What mass entrepreneurship means for China

August 12, 2016 / By

The future of office demand in China will rest not only on the state-owned sector and the foreign-invested sector, but increasingly domestic, private companies. Where will the new generation of these companies emerge from?

Inspiring millions

The Alibaba IPO in 2014 inspired millions of bright minds to start companies and ushered in a wave of followers looking to be the next Jack Ma. In China, e-commerce platforms, gig economy apps, and ridesharing are adopted at rates far faster than in the West, putting innovation on an accelerated timeline. China may not be an early adopter with new technologies, but adoption rates go straight up when technologies gain traction. Many are arguing that innovation in China is real: it’s not just around hardware, but also the processes, the packaging, the supply chains, and the integration with other platforms. Many start-ups begin in co-working space, incubators, and even apartments.
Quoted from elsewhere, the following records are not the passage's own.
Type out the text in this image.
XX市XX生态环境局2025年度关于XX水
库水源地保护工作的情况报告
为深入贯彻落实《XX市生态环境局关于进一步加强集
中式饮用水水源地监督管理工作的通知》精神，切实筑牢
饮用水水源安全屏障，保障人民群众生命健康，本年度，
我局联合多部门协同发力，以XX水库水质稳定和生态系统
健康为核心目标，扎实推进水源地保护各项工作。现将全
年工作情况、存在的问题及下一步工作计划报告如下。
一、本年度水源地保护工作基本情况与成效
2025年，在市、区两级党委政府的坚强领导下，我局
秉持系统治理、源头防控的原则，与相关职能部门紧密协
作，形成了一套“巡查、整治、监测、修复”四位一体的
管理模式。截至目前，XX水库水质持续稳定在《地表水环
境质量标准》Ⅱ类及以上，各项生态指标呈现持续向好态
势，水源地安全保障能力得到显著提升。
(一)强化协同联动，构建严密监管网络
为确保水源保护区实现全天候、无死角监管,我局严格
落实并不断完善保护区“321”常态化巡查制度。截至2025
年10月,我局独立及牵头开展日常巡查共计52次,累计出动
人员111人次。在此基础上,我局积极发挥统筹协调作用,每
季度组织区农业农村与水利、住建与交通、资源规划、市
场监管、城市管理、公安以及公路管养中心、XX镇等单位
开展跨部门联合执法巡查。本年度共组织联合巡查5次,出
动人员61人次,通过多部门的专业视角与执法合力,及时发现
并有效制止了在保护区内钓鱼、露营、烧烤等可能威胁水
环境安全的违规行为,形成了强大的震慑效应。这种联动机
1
As these firms grow in scale, their presence is poised to spill over into the broader office market to become a significant demand driver.

7 businesses registered per minute

The policy frameworks of recent years mark a renewed effort by the central government to encourage the formation of new, high-tech companies. By an official count, China has more than 1,000 investment agencies funding entrepreneurs in China, with a total investible capital of more than 57 billion US dollars. Some 115 university science parks and over 1,600 technology business incubators are said to be facilitating 80,000-plus enterprises and hiring 1.7 million employees in China. State media reported that seven businesses are registered every minute, based on 4.8 million company registrations in the 14 months leading to May 2015.

The spectrum of office demand

At the top of the size scale sit Alibaba, Tencent, and Baidu. While these firms are typically business park users due to their sheer size, the story of the next few years will be the rise of the mid-sized company: we can expect more of these firms to appear in the standard, high-rise Grade A market. This will likely happen as a process – whereby firms start in co-working space, expand into Grade B space, and ultimately end up in Grade A offices as their needs evolve.

From incubator to office tenant

For early-stage companies, the mass entrepreneurship drive is poised to deliver office demand on several fronts: through incubators, accelerators, co-working spaces, and “maker spaces”, all of which lease space from landlords to then sub-lease to individual tenants. These are all designed with small companies in mind who need maximum lease flexibility and growth flexibility over a short time horizon, even as short as a single day. There are even options for pre-incubators: Beijing’s “Startup Street” lets you take a table for the day for the price of a coffee.

Once companies reach a certain maturity threshold, they will be looking for a better place to call home – to provide comfortable, high-quality work environments for their employees, especially as attracting and retaining top talent takes on a new level of importance for their business.